How to

protect yourself from a dog attack

While we all adore our canine companions, it’s worth remembering that despite thousands of years of conditioning making them man’s best friend, some dogs still have wild instincts.

It probably won’t be your own pet that turns on you, but it can and does happen. Regardless, with one third of NZ households having a pet dog it’s not unlikely you could find yourself a potential victim of a dog attack. It’s an unfortunate possibility often borne out by local and international news stories. Do you know what you can do to avoid serious injury or worse?

“Even the contemplation of a dog attack is unpleasant, but being aware of and confronting risks is the first step in mitigating them,” notes Michelle Le Long, Chief Operating Officer at pet insurance provider PD Insurance. “And while keeping dogs under control is required by law, dangerous situations can and do arise all too frequently.”

Alert and ready to respond

Many attacks occur while walking your own pet, only to be set upon by an aggressive canine that has come off its leash and is lunging at your dog or children. The first and most valuable thing you should do to avoid becoming a victim is maintaining a keen sense of situational awareness. In other words, be alert to the danger and be ready to respond.

 “Nobody wants to stereotype man’s best friend, but the fact is certain breeds are more likely to have certain behaviours,” says Le Long. Some dogs are specifically bred for aggression, in other words, in much the same way that others are bred for speed, endurance, loyalty, or herding. “If you notice a breed which has a reputation for aggression, avoiding any issue can be as simple as steering clear – particularly if the other dog is already off the leash.”

Avoiding escalation of an attack

Should the worst happen, and a dog is about to set upon you or your pet or children, the first step is avoiding escalation of the situation. Stop, stand and leave is the official government advice, says Le Long. This plays to the psychology of what is happening when a dog attacks.

“Typically, a dog attacks because it sees a threat or is stimulated by your movement. You want to remain calm and avoid provoking the aggressor even further. Don’t show fear or anxiety, avoid eye contact by looking at its feet, and assert your space using any object you might be holding. Importantly – do not advance on the attacker. If the situation appears to come under control, command the dog firmly to ‘sit’, ‘down’, or ‘no’.”

What to do when being attacked

If that doesn’t work and a threat becomes an actual attack, your response must change rapidly. If a fight develops between your pet and an aggressor, remember your personal protection takes priority. Do not get between the dogs or attempt grabbing a collar, as this is likely to result in one or both dogs turning their teeth on you.

Pull on your dog’s leash, if possible, while commanding ‘NO’; release the leash if the fight continues escalating. Get the other dog owner’s help or that of any bystander by ‘wheelbarrowing’ both animals. This means grabbing and lifting their hind legs to pull them apart simultaneously (or as close to, given the circumstances). Use your water bottle or any other available source and squirt liquid into the dogs’ ears or faces or try distracting them by throwing a jumper/similar on top of the situation.
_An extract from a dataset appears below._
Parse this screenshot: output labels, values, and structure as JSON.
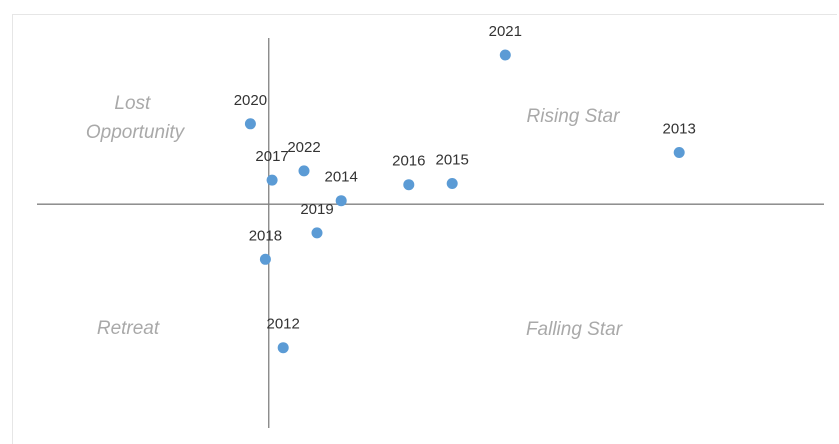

Should the worst happen and a dog sets on you, call for help and take evasive and protective action immediately. If any object is available, use it as a shield – bags, bicycles, clothing – grab whatever is available. Should the dog knock you down, get into a face-down position with arms over the back of your head and protect fingers by clenching fists. If a dog latches on, avoid pulling it off as this will tear your flesh.

Lift the dog by its hind legs if you’re not knocked down and are able to, which can cause enough discomfort that it will release you. At all stages, stresses Le Long, extracting yourself from the attack and minimising damage to yourself and your pet or child is an absolute priority. If you are bitten or injured in any way, seek immediate medical attention – the same applies for your pet – and report the incident to your local council without delay.

Safeguarding yourself

Le Long notes that owning a dog comes with legal responsibilities, and advises every pet parent to familiarise themselves with the law. “There’s no question that canines of all kinds are a source of great joy for people of all ages and all walks of life. However, there are risks associated with owning a doggo, and there can be risks being around unknown dogs, too.

“You don’t want to become a victim, and you don’t want your pet causing damage or distress to others. Carefully selecting your preferred breed, applying good training and knowing what to look out for means minimising those risks.”

Finally, she notes that pet insurance is both affordable and makes a big dent in medical bills associated with pet parenting. “All New Zealand pet parents should consider insuring their pet. It softens the reality of unexpected costs and is available from as little as a dollar a day.”